Ничего страшного. Сказать «да» несправедливому - страница 9



Есть некоторые техники, которые я пробовала еще до болезни, чтобы побороть страх потери ребенка и убрать эту мешающую тревогу. Они как будто работали, но очень краткосрочно. И больше всего в любых практиках помогает честность. Видимо, сначала мой мозг блокировал какие-то неочевидные вещи.

Теперь расскажу о настоящих причинах моего страха.

Первая – вина: ты не справился с вверенной тебе ответственностью. Ты облажался. Единственное, что мне помогло это сказать: я виновата. Олеся родилась у меня, опухоль врожденная, я выбирала место лечения, я сделала неправильный выбор. И это не про самоедство, совсем наоборот, это про расслабление. Потому что вина – огромный костер, который ты пытаешься тушить хоть чем-то, лишь бы не сгореть в нем. А в итоге он все пожирает и горит еще ярче. Колоссальное количество сил и энергии тратится на обращение к разным эзотерикам от отчаяния, в попытках получить от чего-то высшего то самое заветное оправдание: ты здесь ни при чем. Правда в том, что, когда ты согласен быть «при чем», поиск оправданий прекращается, и ты успокаиваешься. Пока спокойствия нет, ты не можешь увидеть очевидное – любой человек смертен, все люди – чьи-то дети, не все доживают до старости, и мой ребенок оказался одним из таких и сейчас умирает. Самое главное – вина мешает любить дочь такую, какая она есть.
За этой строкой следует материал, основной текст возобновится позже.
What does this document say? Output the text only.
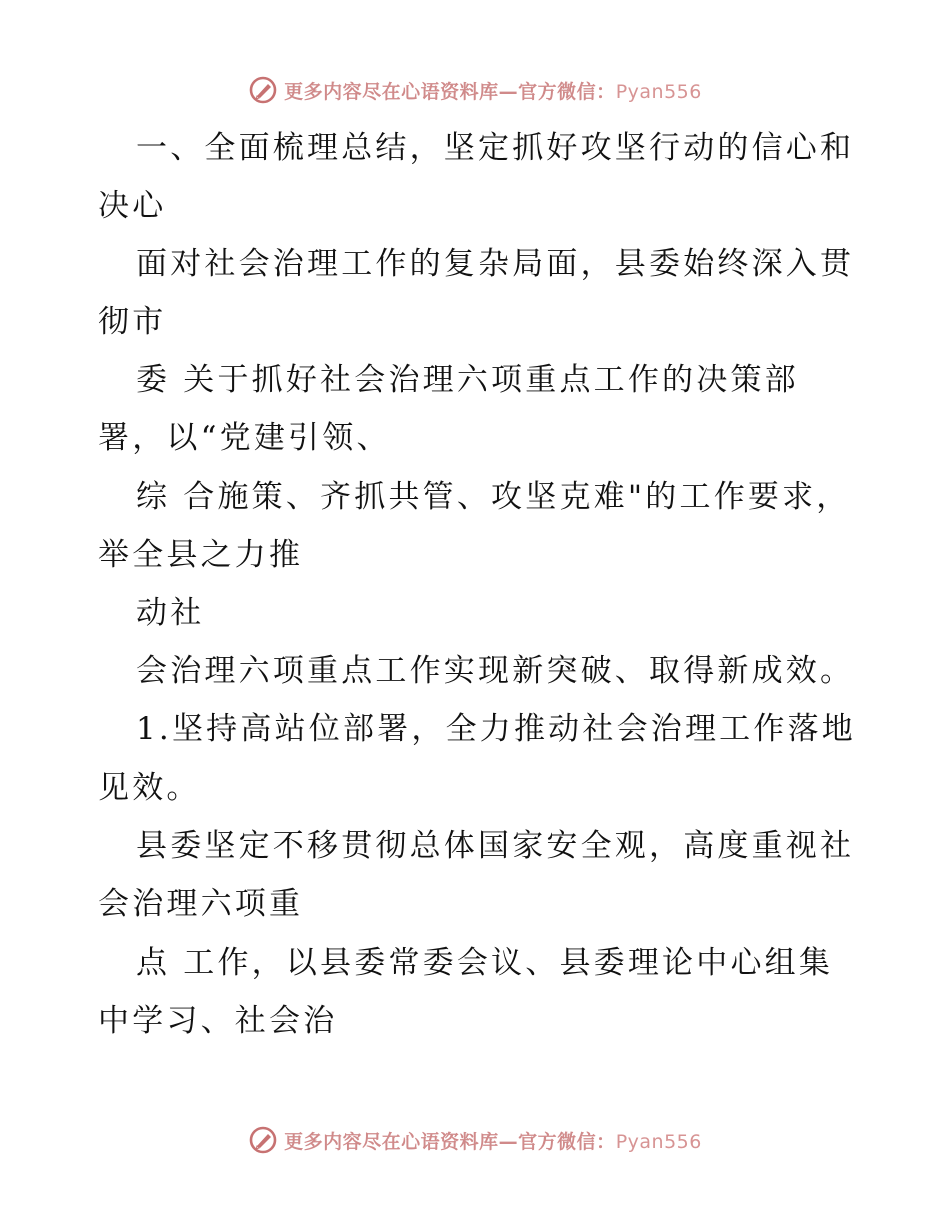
更多内容尽在心语资料库—官方微信：Pyan556
一、全面梳理总结，坚定抓好攻坚行动的信心和
决心
面对社会治理工作的复杂局面，县委始终深入贯
彻市
委 关于抓好社会治理六项重点工作的决策部
署，以“党建引领、
综 合施策、齐抓共管、攻坚克难"的工作要求，
举全县之力推
动社
会治理六项重点工作实现新突破、取得新成效。
1.坚持高站位部署，全力推动社会治理工作落地
见效。
县委坚定不移贯彻总体国家安全观，高度重视社
会治理六项重
点 工作，以县委常委会议、县委理论中心组集
中学习、社会治
更多内容尽在心语资料库—官方微信：Pyan556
Я думала, что наизнанку вывернусь, создам другую реальность и все в ней дочери додам, что недодала. А сейчас нужно исправить свой косяк. Но все, что можно было сделать, – это признать: ты сделала неправильный выбор, ты проиграла. И – простить себя за это. Олесе нужна ты сейчас, с нее хватит – будь виноватой, но с ней. Слушай ее, ухаживай, но не глуши свою вину. Выбирай себя, свое спокойствие и расслабление. И останься хорошим родителем до конца.

Можно найти специалистов, которые расскажут про выбор ее и моей души. Что это судьба, что любой мой выбор привел бы к такому же финалу. Да, может быть… Люди, принявшие эту картину, почему-то все равно страдают. И я туда проваливалась, но боль и сопротивление оставались. Потому что всегда есть сомнения: а вдруг это просто фантазия, чтобы смягчить боль? Потому что ты не знаешь и не можешь знать ничего достоверно. Потому что не все с тобой согласны, и непременно кто-то тебя обсмеет. Потому что нет ни у кого этой самой книги с законами, которым нужно следовать. Я же выбрала максимально приземленную версию – признать свою неидеальность и способность совершать ошибки, пусть и цена им такая высокая.

Как только я приняла эту главную боль, которая крылась за страхом смерти дочери, на меня начали одна за другой наваливаться другие боли. И это был ужас.

Вторая причина страха – нереализованность: я не реализовалась как мать. У меня тикали часики, я родила дочь и поставила галочку в графе «ребенок до тридцати». И часики как будто остановились. А теперь мне тридцать один. И если я потеряю дочь, получается, галочки в нужном месте не будет уже никогда. На этом фоне даже начали возникать мысли о ребенке из детского дома. Но я не могла распознать мотивы этого желания: неужели я все-таки готова передать кому-то свои знания о жизни и сделать ребенка счастливым… Или мне нужно поставить эту чертову галочку?

Как и в случае с виной, я призналась себе: у меня не будет ребенка до тридцати. У меня, может, вообще больше не будет ребенка, либо у меня с будущим чадом будет большая разница в возрасте, и я не стану молодой мамой. От осознания подобной реальности всегда больно. Всегда. Но так и должно быть. Если работа дается легко – это не работа, это видимость. Самое сложное – не зацикливаться на подобных мыслях: «Я же могу взять ребенка того же возраста из детского дома, а еще могу встретить отца-одиночку и усыновить/удочерить его ребенка».